This analysis technique of flow cytometry, in the past, has been used in immunology. The difficulty in the process was the need for the cells to remain in suspension in aqueous solution. The application of flow cytometry to marine phytoplankton requires little effort due to their natural abundance and suspension in water. The process requires a volume of sampled sea water which is then passed down a small tube where it flows past a beam of light from a diode-pumped solid state laser. This process does not kill any cells as the data is gathered from quantifying both the light fluoresced and scattered by the plankton. The detection of the scattered light provides the size of the microbe, the fluorescence detecting the number and ratios of different pigments of chlorophyll.

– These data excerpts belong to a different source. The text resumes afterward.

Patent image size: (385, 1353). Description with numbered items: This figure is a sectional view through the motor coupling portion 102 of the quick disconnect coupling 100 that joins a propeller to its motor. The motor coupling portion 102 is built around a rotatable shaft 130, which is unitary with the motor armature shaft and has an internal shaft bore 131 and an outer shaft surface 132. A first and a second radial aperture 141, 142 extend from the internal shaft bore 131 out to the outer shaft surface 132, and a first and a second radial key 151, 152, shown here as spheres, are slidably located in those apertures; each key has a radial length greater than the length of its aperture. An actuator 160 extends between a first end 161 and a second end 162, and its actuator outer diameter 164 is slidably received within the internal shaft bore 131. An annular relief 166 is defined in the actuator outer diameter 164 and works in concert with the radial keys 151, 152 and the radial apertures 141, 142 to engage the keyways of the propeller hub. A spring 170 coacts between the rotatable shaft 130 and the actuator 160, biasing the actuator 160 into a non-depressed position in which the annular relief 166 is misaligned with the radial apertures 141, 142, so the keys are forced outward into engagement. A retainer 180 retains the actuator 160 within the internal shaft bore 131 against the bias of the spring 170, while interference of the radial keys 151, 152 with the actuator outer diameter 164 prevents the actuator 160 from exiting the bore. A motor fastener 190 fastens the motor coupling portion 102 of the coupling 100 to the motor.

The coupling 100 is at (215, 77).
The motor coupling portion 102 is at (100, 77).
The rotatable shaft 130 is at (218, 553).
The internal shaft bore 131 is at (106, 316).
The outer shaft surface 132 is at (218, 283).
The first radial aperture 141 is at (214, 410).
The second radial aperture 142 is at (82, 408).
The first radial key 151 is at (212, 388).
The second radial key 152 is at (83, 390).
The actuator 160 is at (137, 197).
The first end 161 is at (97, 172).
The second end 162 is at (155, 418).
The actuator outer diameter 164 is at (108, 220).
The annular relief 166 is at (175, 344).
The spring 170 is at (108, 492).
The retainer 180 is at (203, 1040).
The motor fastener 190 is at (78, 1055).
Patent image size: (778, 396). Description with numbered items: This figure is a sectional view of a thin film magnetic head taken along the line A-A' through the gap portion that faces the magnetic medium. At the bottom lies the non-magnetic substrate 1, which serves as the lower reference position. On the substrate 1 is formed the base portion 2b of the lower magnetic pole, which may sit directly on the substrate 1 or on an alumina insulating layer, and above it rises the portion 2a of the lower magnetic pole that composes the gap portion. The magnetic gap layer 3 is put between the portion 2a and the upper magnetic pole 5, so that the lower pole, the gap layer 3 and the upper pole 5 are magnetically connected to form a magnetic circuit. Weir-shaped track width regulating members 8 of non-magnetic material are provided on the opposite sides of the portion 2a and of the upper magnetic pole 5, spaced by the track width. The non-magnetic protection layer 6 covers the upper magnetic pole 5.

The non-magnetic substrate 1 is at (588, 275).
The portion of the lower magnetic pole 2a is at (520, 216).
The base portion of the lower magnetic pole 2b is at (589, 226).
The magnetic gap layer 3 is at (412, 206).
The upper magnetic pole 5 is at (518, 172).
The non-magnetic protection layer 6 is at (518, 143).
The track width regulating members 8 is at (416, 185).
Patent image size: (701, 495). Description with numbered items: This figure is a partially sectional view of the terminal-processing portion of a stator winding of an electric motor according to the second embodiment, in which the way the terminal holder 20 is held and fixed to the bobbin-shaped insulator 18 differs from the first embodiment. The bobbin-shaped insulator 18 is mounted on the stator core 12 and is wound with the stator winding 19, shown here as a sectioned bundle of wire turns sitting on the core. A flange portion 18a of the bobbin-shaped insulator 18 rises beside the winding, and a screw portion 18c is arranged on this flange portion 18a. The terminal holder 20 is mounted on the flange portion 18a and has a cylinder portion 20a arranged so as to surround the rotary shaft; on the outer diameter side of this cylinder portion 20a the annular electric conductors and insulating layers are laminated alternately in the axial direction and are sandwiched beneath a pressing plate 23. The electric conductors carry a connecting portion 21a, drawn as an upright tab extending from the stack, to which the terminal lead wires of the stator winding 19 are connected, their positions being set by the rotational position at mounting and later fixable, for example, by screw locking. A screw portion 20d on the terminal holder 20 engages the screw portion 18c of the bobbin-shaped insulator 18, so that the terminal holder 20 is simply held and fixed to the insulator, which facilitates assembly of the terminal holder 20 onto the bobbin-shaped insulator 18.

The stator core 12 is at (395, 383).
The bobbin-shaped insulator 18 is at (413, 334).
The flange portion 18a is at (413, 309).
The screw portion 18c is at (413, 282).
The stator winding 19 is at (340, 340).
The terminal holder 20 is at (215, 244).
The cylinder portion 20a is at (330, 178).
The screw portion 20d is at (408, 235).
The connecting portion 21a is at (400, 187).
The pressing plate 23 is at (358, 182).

To do this accurately for marine phytoplankton they modified the analysis to cope with the large range of plankton size (0.3µm to 100µm) while improving the resolution. The extra modifications include; reducing the amount of initial light while increasing the magnification of the detection system, introducing extra lenses which the light pass through (one for focusing the light, another angled to reduce background noise), and finally using multiple detectors.
To distinguish between populations of phytoplankton within a sample, the fluorescence is measured at two different wavelengths which are then plotted on a bivariate plot. Distinct patches of fluorescence can then be identified as separate populations. A high discrimination between species is obtained due to the unique ratios of pigments like carotenoids, chlorophyll a and b.
The authors illustrate how adaptable the technique is by including data obtained by aerobic anoxygenic phototrophs using bacteriochlorophyll. They also point out the use of the technique in detecting quantities of calcification in coccolithophores, demonstrating the wide variety of ways in which flow cytometry can be used in the marine environment. They also point out this could also be a used as a starting point to further genomic analyses like FISH.
Using flow cytometry could also have the potential to build an accurate picture of the dynamic between photosynthetically active species throughout a year. The limitation to the technique is in the acquisition of a ‘bank of information’ to infer species on the bivariate plots.
One of the most exciting applications of such improvements in cytometry across different size ranges would be to link with the ability to sort cells (FACS - fluorescence-activated cell sorting). Linked to FISH-type use of gene probes, one could then see how different types of phytoplankton cells carry out specific processes.